Sunday, April 12, 2009

Brussels…and I’m not talkin’ sprouts

My hubs travels to Belgium fairly often on business and since he was there last week for a meeting we decided to make a weekend of it and I would join him. They have a name for trips like this in the UK-they are called ‘short breaks’. Good Friday and Easter Monday are ‘Bank Holidays’ here which essentially means banks are closed as are most businesses. I caught the Eurostar from London to Belgium last Thursday-it’s a fast train and from the center of London you can be in the center of Brussels in only two hours. I’d love to tell you something interesting about the train journey but I pretty much sat down, listened to some instructions in English and woke up 2 hours later to someone speaking French. The Eurostar goes under the channel and the idea of that freaks me out a little bit so I love napping the journey away. If I’m being honest I pretty much love napping anytime.

We stayed in a hotel in Brussels and then took local trains to the towns of Ghent and Bruges over the weekend. I’m going to write about those cities in part deux of this post. Belgium is unusual in that two languages are spoken and what you hear will depend on where you are in the country. Some areas are French speaking and some are Flemish. Let’s just say that trying to navigate trains and timetables in Flemish adds an element of adventure to the whole experience. We’re very comfortable travelling around over here but even so we forget sometimes that English is not used everywhere…you do remember that fact pretty quickly however when you are standing in a train station in a foreign city trying to get to another foreign city and none of the signs have anything even remotely like English on them. I’m always impressed at the ease with which my friends from other countries are able to switch between the two, three, or four languages they speak. Impressed and a little bit envious. Multilingualism is a skill I wish I possessed.

Anyway, I arrived in Brussels Thursday afternoon and my hubs met me at the train. We spent Thursday evening walking around the town, looking in the shops and planning what we would eat. They excel at chocolate, waffles and mussels in this country so it did require some planning. Honestly, there are shops like this one every few feet-

And there are kiosks like this all around the city too-

And little booths making smoutebollen which are sugared donuts, and in fact the whole shopping street closest to the Grand Place smells like someone’s mama has just pulled a tray of sugar cookies out of the oven. Good thing we walked about 45 miles this weekend.

The Grand Place is the main square in Brussels and it is magnificent. Beautiful buildings all the way round with lots of outdoor cafes where you can sit and enjoy the view. The centrepiece is the Hotel de Ville which is Brussels Town Hall.

The spire on this building was built in 1449 and stands 315 feet high. It is also slightly crooked.

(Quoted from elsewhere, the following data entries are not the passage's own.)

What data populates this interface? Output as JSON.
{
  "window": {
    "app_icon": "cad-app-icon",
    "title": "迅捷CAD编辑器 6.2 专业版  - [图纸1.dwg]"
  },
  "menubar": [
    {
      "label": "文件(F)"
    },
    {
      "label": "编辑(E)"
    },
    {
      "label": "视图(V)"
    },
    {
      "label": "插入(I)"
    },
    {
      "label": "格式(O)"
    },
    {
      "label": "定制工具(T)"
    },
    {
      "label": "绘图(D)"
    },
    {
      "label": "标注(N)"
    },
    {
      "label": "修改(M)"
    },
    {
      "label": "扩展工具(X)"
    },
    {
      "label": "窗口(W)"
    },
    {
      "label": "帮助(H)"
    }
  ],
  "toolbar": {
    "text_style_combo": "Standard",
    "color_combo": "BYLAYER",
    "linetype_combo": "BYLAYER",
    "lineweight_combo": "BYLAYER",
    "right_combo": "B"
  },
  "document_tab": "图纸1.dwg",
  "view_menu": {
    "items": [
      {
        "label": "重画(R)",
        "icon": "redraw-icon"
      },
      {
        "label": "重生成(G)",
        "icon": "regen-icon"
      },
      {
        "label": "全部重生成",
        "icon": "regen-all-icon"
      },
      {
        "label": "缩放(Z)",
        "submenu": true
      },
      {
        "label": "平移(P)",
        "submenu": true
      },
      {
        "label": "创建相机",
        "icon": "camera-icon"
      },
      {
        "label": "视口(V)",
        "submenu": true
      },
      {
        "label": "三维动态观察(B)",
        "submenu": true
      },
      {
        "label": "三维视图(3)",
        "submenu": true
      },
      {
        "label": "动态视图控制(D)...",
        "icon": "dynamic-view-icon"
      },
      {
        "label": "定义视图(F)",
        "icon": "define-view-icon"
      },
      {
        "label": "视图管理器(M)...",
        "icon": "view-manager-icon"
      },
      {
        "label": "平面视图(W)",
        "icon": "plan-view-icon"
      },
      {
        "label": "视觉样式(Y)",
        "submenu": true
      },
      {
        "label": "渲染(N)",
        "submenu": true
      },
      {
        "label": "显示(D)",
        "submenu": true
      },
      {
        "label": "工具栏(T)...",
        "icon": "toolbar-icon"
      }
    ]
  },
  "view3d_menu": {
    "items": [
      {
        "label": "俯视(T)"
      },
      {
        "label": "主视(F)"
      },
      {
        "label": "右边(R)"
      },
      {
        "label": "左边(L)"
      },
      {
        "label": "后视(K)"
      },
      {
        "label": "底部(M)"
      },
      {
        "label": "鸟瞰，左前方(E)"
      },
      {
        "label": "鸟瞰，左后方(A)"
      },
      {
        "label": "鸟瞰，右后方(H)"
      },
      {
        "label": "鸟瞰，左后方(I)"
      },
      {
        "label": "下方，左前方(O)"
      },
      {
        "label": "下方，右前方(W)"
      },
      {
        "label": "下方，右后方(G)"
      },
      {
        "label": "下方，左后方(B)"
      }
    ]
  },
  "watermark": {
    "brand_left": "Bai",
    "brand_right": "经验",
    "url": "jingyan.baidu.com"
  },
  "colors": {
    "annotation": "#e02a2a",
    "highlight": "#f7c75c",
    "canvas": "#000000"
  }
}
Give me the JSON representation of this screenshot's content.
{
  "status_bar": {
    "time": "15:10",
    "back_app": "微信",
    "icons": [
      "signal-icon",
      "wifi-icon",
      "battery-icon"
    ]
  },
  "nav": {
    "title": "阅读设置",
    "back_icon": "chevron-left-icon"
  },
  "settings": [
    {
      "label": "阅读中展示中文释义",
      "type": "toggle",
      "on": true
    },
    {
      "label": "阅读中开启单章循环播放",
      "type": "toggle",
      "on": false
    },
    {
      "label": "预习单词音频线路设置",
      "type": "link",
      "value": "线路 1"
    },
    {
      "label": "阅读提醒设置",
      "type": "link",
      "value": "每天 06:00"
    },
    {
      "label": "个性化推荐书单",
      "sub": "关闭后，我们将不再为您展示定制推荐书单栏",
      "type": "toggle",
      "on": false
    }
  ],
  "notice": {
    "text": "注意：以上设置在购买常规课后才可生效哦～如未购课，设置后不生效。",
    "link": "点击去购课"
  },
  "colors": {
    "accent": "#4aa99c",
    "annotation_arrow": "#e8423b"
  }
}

More beautiful buildings flank the Hotel de Ville including Le Renard which was at one time the guildhouse of the haberdashers and La Maison des Boulangers with it’s very beautiful dome topped by a dancing golden figure and also Le Roi d’Espagne which offers a great view of the square.

Of course we walked down to the very famous Manneken Pis which is a funny little statue of a boy happily relieving himself into a small pool outdoors as little boys everywhere apparently love to do.

There are a few theories as to how this statue came to be but one of the most popular says that during a battle sometime back in the 1100’s the troops put the young son of a duke into a basket and then hung the basket in a tree to encourage the men. From this tree the little boy relieved himself onto enemy troops who eventually lost the battle. This is probably a whole lot more than you want to know about the little statue but it is a must see for everyone who comes to Brussels. In fact the Manneken has taken on a life of its own now and at different times of the year is dressed in costumes from around the world. Heads of state visiting Brussels have been known to bring miniature versions of their national dress for the statue and he now has over 400 outfits including an Elvis costume.

And I’m thinking that anything I write now cannot possibly compete with a cheeky little boy statue with his own Elvis costume so I’ll save the rest of our short break fun for tomorrow’s post.

Happy Easter...Joyce


  1. Happy Easter Joyce! We've been hunting eggs and eating candy all day. As always your pictures are wonderful. Thank you for sharing.

  2. Again, I am traveling vicariously through you.

  3. How wonderful that you could join your husband in Belgium for the weekend. I enjoyed seeing the pictures of the buildings...and those waffles...yummm!
    I would have needed to walk 45 miles too. ;)
    Glad y'all had a good time.
    I can't wait for part two.

  4. You make an excellent travel writer, Joyce! Of course I knew you wrote wonderful stuff about England, but I loved this even more. You made me feel like I was there, while at the same time making me wish I WAS there.

    And only 2 hours to Brussels? I didn't know the train was THAT fast. I love that.

  5. smoutebollen sound like my "cup of tea". (hehehe!) And it would take me about 55 miles to wear them off.
    Oh my gosh, the pictures are wonderful. Makes me feel like I was right there with you!